Three studies evaluated whether CLD cases attributable to HCV infection had excess DM risk in comparison to CLD cases attributable to other causes of liver disease (OLD), including alcoholic or cholestatic liver.14,15,27 (Table 2) There was evidence of variable increased DM risk with HCV infection in two studies and in a sub-group in the third. However, as the relative proportion of CLD cases attributable to specific other causes was non-comparable across studies, we did not obtain a pooled estimator.
Five studies evaluated whether DM risk was increased in individuals co-infected with HCV and HIV in comparison to individuals mono-infected with HIV(20, 25, 29, 31, 43) (Table 2) Reported risk estimates included ORs (n=3 studies), HRs (n=1 study) and IRRs (n=1 study). Four reported both unadjusted as well as adjusted risk estimates(20, 29, 31, 43). DM risk estimates with HCV/HIV co-infection among these four studies were variable with significant increased risk reported in one study(43), non-significant excess in another(20) and a significant increase only in specific sub-groups in the remaining two studies(29, 31). (Table 2)

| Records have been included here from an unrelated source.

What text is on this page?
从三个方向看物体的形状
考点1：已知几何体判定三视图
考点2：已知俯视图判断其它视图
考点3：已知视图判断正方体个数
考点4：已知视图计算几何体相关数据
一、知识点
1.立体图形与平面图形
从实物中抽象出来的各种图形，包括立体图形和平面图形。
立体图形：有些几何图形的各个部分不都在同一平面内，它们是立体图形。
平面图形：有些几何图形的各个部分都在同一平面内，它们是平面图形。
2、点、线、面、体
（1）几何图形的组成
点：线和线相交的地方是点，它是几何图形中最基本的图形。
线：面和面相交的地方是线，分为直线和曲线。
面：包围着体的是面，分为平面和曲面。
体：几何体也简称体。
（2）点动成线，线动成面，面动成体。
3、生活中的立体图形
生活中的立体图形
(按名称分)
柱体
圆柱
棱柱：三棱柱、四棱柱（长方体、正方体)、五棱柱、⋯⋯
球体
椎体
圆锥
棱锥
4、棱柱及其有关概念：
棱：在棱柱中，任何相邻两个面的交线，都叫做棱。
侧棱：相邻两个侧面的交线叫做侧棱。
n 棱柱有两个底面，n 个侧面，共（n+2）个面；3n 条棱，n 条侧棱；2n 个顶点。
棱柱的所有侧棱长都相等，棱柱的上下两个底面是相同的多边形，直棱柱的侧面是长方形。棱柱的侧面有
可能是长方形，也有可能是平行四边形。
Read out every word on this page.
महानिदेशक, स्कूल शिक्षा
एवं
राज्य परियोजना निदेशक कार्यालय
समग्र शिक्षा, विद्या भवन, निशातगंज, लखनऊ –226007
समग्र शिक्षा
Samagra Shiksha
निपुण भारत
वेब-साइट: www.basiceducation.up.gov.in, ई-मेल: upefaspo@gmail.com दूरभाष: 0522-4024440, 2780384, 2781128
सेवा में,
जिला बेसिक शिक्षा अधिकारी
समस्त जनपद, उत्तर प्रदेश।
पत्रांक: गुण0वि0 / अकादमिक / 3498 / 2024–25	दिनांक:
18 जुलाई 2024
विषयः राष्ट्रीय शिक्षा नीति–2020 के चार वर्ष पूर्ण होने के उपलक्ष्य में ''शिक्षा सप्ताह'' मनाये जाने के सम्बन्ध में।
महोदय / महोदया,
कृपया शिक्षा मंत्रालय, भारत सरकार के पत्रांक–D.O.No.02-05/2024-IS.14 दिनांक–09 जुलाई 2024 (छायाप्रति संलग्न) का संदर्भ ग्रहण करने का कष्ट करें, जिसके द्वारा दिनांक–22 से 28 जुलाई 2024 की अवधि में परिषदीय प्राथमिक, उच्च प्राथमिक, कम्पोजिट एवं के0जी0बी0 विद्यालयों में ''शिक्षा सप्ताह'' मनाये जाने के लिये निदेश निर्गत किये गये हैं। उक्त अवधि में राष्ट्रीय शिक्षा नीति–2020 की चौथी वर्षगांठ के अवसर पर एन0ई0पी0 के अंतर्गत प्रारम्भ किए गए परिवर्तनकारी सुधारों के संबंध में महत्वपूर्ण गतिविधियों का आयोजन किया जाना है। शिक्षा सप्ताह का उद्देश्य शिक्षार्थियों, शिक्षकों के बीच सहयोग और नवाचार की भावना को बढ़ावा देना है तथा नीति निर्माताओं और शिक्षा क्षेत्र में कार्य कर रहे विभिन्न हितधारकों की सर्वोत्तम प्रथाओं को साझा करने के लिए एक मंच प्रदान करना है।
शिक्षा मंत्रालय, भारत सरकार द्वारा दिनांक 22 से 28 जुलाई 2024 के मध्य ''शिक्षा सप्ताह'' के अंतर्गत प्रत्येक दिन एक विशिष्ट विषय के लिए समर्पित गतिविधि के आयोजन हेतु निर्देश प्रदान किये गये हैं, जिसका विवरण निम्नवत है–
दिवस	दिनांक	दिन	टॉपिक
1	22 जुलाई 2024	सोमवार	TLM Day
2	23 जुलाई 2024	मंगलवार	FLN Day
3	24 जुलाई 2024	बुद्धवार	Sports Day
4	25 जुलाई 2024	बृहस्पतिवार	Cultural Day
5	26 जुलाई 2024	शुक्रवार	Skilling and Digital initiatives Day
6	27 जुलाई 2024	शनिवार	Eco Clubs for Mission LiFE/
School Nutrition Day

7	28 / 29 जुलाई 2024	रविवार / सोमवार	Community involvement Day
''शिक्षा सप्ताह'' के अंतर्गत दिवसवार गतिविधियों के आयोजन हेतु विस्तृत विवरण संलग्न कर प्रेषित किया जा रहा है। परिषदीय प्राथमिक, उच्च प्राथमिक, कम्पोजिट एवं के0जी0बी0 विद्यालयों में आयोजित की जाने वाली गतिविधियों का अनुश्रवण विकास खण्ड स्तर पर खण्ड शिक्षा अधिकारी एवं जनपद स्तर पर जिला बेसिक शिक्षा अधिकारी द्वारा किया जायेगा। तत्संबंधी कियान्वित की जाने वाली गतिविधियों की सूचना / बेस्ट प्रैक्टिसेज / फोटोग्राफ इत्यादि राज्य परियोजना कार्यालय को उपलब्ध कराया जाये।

A sufficient number of studies to perform meta-analysis existed only for those reporting ORs(25, 31, 43). (Table 2) Our fixed effects meta-analysis demonstrated a 1.8-fold excess risk of DM with dual HCV/HIV infection in comparison to HIV mono-infection (ORunadjusted=1.82, 95 percent CI 1.27–2.38) with no evidence of small study or publication bias (pEgger’s=0.63). (data not shown) As only two studies also provided adjusted estimates, we did not perform meta-analysis to obtain an adjusted pooled estimator.
This is the first meta-analysis to specifically examine the association between HCV infection and risk of diabetes (DM) in the general population as well as in sub-groups at particularly increased risk of chronic liver disease (CLD) including those with hepatitis B (HBV) or HIV infection, or with other causes of liver disease (OLD) like alcohol-related liver disease. Among 34 eligible studies identified for this review, eighteen (15 retrospective and 3 prospective) evaluated DM risk in HCV-infected cases in comparison to general controls without HCV infection. Our meta-analysis which combined the adjusted odds ratios from these retrospective studies demonstrated an approximately 1.7-fold significant increase in DM risk with HCV infection. Similarly, the overall unadjusted pooled estimator demonstrated a significant 2-fold excess risk. Although there was evidence of potential small study or publication bias among these retrospective studies, this effect appears to be largely explained by the single largest study(18) removal of which did not change the overall trend. Further, none of the other potential sources of between-study heterogeneity examined including geographic region, year of publication, or type of controls were significant (p>0.15).
Three prospective studies also evaluated whether HCV infection increases risk of developing type II diabetes(16, 42, 46). All had serological confirmation of HCV and exclusion of DM at baseline. Results from our meta-analysis pooling adjusted HRs suggested HCV infection conveys an approximately 1.7-fold excess DM risk. Interestingly, essentially the same significant excess risk was observed by pooling the unadjusted HRs. In contrast to retrospective studies which have well-established limitations, long-term longitudinal studies with prospectively collected data such as these are particularly valuable as they establish a temporal relationship between HCV infection and subsequent occurrence of diabetes and help support an argument of a causal association. The significant excess DM risk observed in our meta-analysis of prospective studies (HRadjusted=1.67) is also highly consistent with the significant excess risk observed in our meta-analysis of retrospective studies (ORadjusted=1.70) and adds further support of those retrospective results. Taken together, the findings of our combined meta-analyses clearly indicate that chronic HCV infection is associated with a modest but significantly increased risk of developing type 2 diabetes in comparison to uninfected controls.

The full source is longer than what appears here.